Aug 26, 2013 at 1:29 PM
Edited Aug 26, 2013 at 1:29 PM
Right, a simpler way to include mixins for implementations.

I'm not sure if naming the mixin would be a good idea. It could be used to save a reference for naming conflicts, but in this case you could just do what you just did without the "mixin" keyworkd, it would be an ambiguous feature.

Here is an idea:
class Bar {
    mixinMethod() { }

class Foo {
    mixin Bar;
    ownMethod() { }
Foo would be compiled to something like:
var Foo = (function () {
    function Foo() {
    // appear before own class methods, can be overriden just by creating a method with the same name
    Foo.prototype.mixinMethod = Bar.prototype.mixinMethod;
    Foo.prototype.ownMethod = function () { };
    return Foo;
In this case, mixins would be imported in the order they are declared, before own methods, doesn't matter when the mixin keyword appear in the class implementation.

This could work this way:

Import all members
mixin ClassName;
Import only specific members:
mixin ClassName { methodA; methodB; methodC; }
This syntax would work fine for interfaces as well, without requiring instantiation.

You could add private or public before those, but I suppose the idea of a mixin is to get methods from other places to expose them as part of your own class. Private mixins don't make much sense to me. If you want to use them internally, just use the library directly, there is no need to make them part of the declaration.
Aug 26, 2013 at 5:34 PM
@nvivo, it's not as simple as that.

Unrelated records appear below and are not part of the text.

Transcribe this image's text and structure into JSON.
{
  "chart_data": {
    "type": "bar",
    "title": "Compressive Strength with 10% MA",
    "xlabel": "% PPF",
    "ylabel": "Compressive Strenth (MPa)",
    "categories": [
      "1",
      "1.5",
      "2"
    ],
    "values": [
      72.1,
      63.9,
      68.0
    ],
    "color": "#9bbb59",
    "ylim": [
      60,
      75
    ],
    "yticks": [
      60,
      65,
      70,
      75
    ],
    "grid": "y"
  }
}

Consider:
    class Bar {
        name = "bar";
        mixinMethod() {

    class Foo {
        name = "foo";

    Foo.prototype["mixinMethod"] = Bar.prototype.mixinMethod;

    var foo = new Foo();
    foo.mixinMethod(); // Alerts "foo" instead of "bar"
Basically, Bar won't be able to reference any of its instance members in its own methods.

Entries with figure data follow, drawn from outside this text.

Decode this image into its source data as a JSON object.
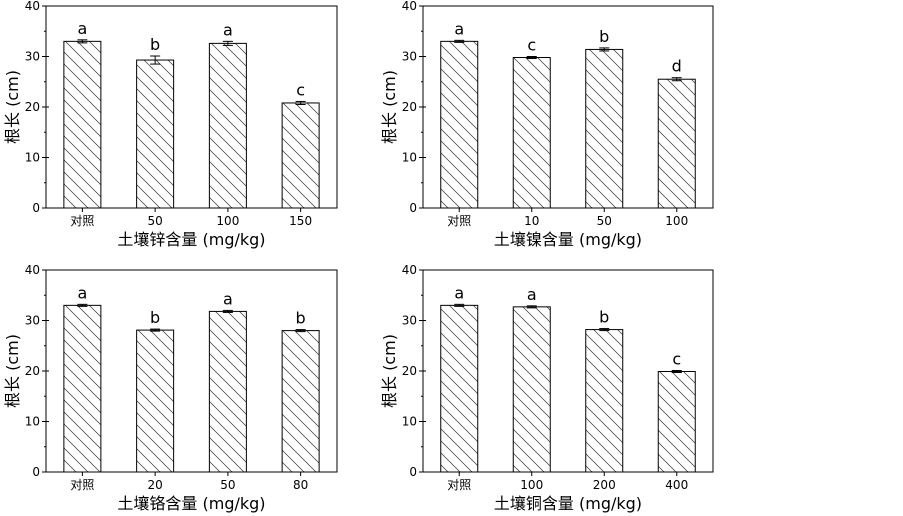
{
  "chart_data": [
    {
      "type": "bar",
      "categories": [
        "对照",
        "50",
        "100",
        "150"
      ],
      "values": [
        33.0,
        29.3,
        32.6,
        20.8
      ],
      "errors": [
        0.3,
        0.8,
        0.4,
        0.3
      ],
      "significance": [
        "a",
        "b",
        "a",
        "c"
      ],
      "xlabel": "土壤锌含量 (mg/kg)",
      "ylabel": "根长 (cm)",
      "ylim": [
        0,
        40
      ],
      "yticks": [
        0,
        10,
        20,
        30,
        40
      ],
      "grid": false,
      "bar_fill": "diagonal-hatch"
    },
    {
      "type": "bar",
      "categories": [
        "对照",
        "10",
        "50",
        "100"
      ],
      "values": [
        33.0,
        29.8,
        31.4,
        25.5
      ],
      "errors": [
        0.2,
        0.2,
        0.3,
        0.3
      ],
      "significance": [
        "a",
        "c",
        "b",
        "d"
      ],
      "xlabel": "土壤镍含量 (mg/kg)",
      "ylabel": "根长 (cm)",
      "ylim": [
        0,
        40
      ],
      "yticks": [
        0,
        10,
        20,
        30,
        40
      ],
      "grid": false,
      "bar_fill": "diagonal-hatch"
    },
    {
      "type": "bar",
      "categories": [
        "对照",
        "20",
        "50",
        "80"
      ],
      "values": [
        33.0,
        28.1,
        31.8,
        28.0
      ],
      "errors": [
        0.2,
        0.2,
        0.2,
        0.2
      ],
      "significance": [
        "a",
        "b",
        "a",
        "b"
      ],
      "xlabel": "土壤铬含量 (mg/kg)",
      "ylabel": "根长 (cm)",
      "ylim": [
        0,
        40
      ],
      "yticks": [
        0,
        10,
        20,
        30,
        40
      ],
      "grid": false,
      "bar_fill": "diagonal-hatch"
    },
    {
      "type": "bar",
      "categories": [
        "对照",
        "100",
        "200",
        "400"
      ],
      "values": [
        33.0,
        32.7,
        28.2,
        19.9
      ],
      "errors": [
        0.2,
        0.2,
        0.2,
        0.2
      ],
      "significance": [
        "a",
        "a",
        "b",
        "c"
      ],
      "xlabel": "土壤铜含量 (mg/kg)",
      "ylabel": "根长 (cm)",
      "ylim": [
        0,
        40
      ],
      "yticks": [
        0,
        10,
        20,
        30,
        40
      ],
      "grid": false,
      "bar_fill": "diagonal-hatch"
    }
  ]
}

Also what if we want to pass in constructor arguments to Bar?

The mixin strategy is
  • A one-off copying of the mixin methods onto the target's prototype.
  • The mixin is instantiated in the target's constructor and the mixin instance properties are copied into the target instance.
See also:
Aug 27, 2013 at 5:08 PM
I don't see why I would use a mixin if I need to track a different state than the object I'm in. I'd just instantiate a private member then.
You may be trying to solve a different problem, that is of automatically encapsulating methods of an instance in your class.

The idea of a mixin is to add functionality that is not part of your class implementation, but still be the same class. They should make use of the same state, or if they need extra stuff, they should create the state members they require.

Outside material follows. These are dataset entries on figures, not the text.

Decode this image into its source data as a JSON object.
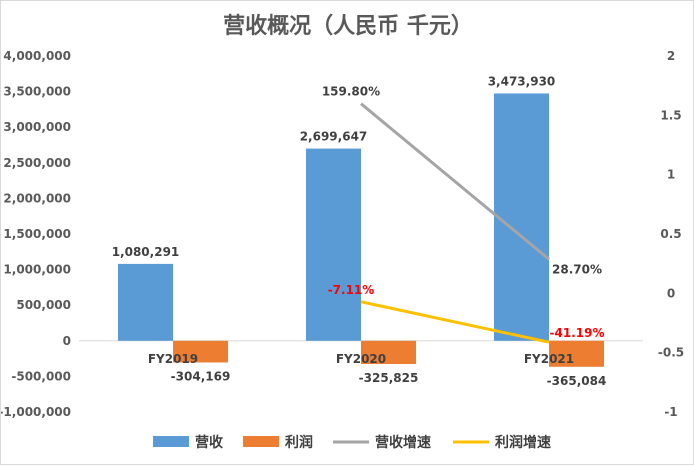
{
  "chart_data": {
    "type": "bar",
    "title": "营收概况（人民币 千元）",
    "categories": [
      "FY2019",
      "FY2020",
      "FY2021"
    ],
    "series": [
      {
        "name": "营收",
        "kind": "bar",
        "axis": "left",
        "color": "#5b9bd5",
        "values": [
          1080291,
          2699647,
          3473930
        ],
        "labels": [
          "1,080,291",
          "2,699,647",
          "3,473,930"
        ]
      },
      {
        "name": "利润",
        "kind": "bar",
        "axis": "left",
        "color": "#ed7d31",
        "values": [
          -304169,
          -325825,
          -365084
        ],
        "labels": [
          "-304,169",
          "-325,825",
          "-365,084"
        ]
      },
      {
        "name": "营收增速",
        "kind": "line",
        "axis": "right",
        "color": "#a5a5a5",
        "values": [
          null,
          1.598,
          0.287
        ],
        "labels": [
          "",
          "159.80%",
          "28.70%"
        ]
      },
      {
        "name": "利润增速",
        "kind": "line",
        "axis": "right",
        "color": "#ffc000",
        "values": [
          null,
          -0.0711,
          -0.4119
        ],
        "labels": [
          "",
          "-7.11%",
          "-41.19%"
        ]
      }
    ],
    "y_left": {
      "min": -1000000,
      "max": 4000000,
      "step": 500000,
      "tick_labels": [
        "-1,000,000",
        "-500,000",
        "0",
        "500,000",
        "1,000,000",
        "1,500,000",
        "2,000,000",
        "2,500,000",
        "3,000,000",
        "3,500,000",
        "4,000,000"
      ]
    },
    "y_right": {
      "min": -1,
      "max": 2,
      "step": 0.5,
      "tick_labels": [
        "-1",
        "-0.5",
        "0",
        "0.5",
        "1",
        "1.5",
        "2"
      ]
    },
    "grid": false,
    "legend": "bottom",
    "negative_line_label_color": "#ff0000"
  }
}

Also these methods must be suitable for mixin. You don't want to mixin random methods of libraries that require lots of private variables to work and were never meant to work outside. So, if a mixin overwrites a private variable, you should know that before mixin that function. Typescript won't be able to check if the variable the mixin depends should exist on the class or is specific to the mixin.

I think using instances complicate too much.
Let's first go with we have been doing in javascript, that is to copy method around and make it simple so typescript can see their signatures and check for errors.
Aug 27, 2013 at 8:12 PM
I follow what you're saying, but I'm rather not in favour of that because it would introduce a tight coupling between the mixin and the target.

It makes it necessary to have to document the mixin along the lines of "In order to use this mixin, the target must define a property called 'foo'" etc. This smacks of an old school JavaScript hack.

For someone reading the target class in isolation it would not be clear of the purpose of the "foo" and other properties, defined there purely for use by the mixin.

The solution is to define an extends method that takes an instance of the mixin. A good developer would keep the mixin very simple, but the compiler can help by perhaps warning if any properties are in danger of being overwritten.

Contrary to your claims this is how mixins are understood in the outside world. Mixins are generally defined as object literals, but because we're dealing with types in the TypeScript world, we need to substitute with an instantiated class.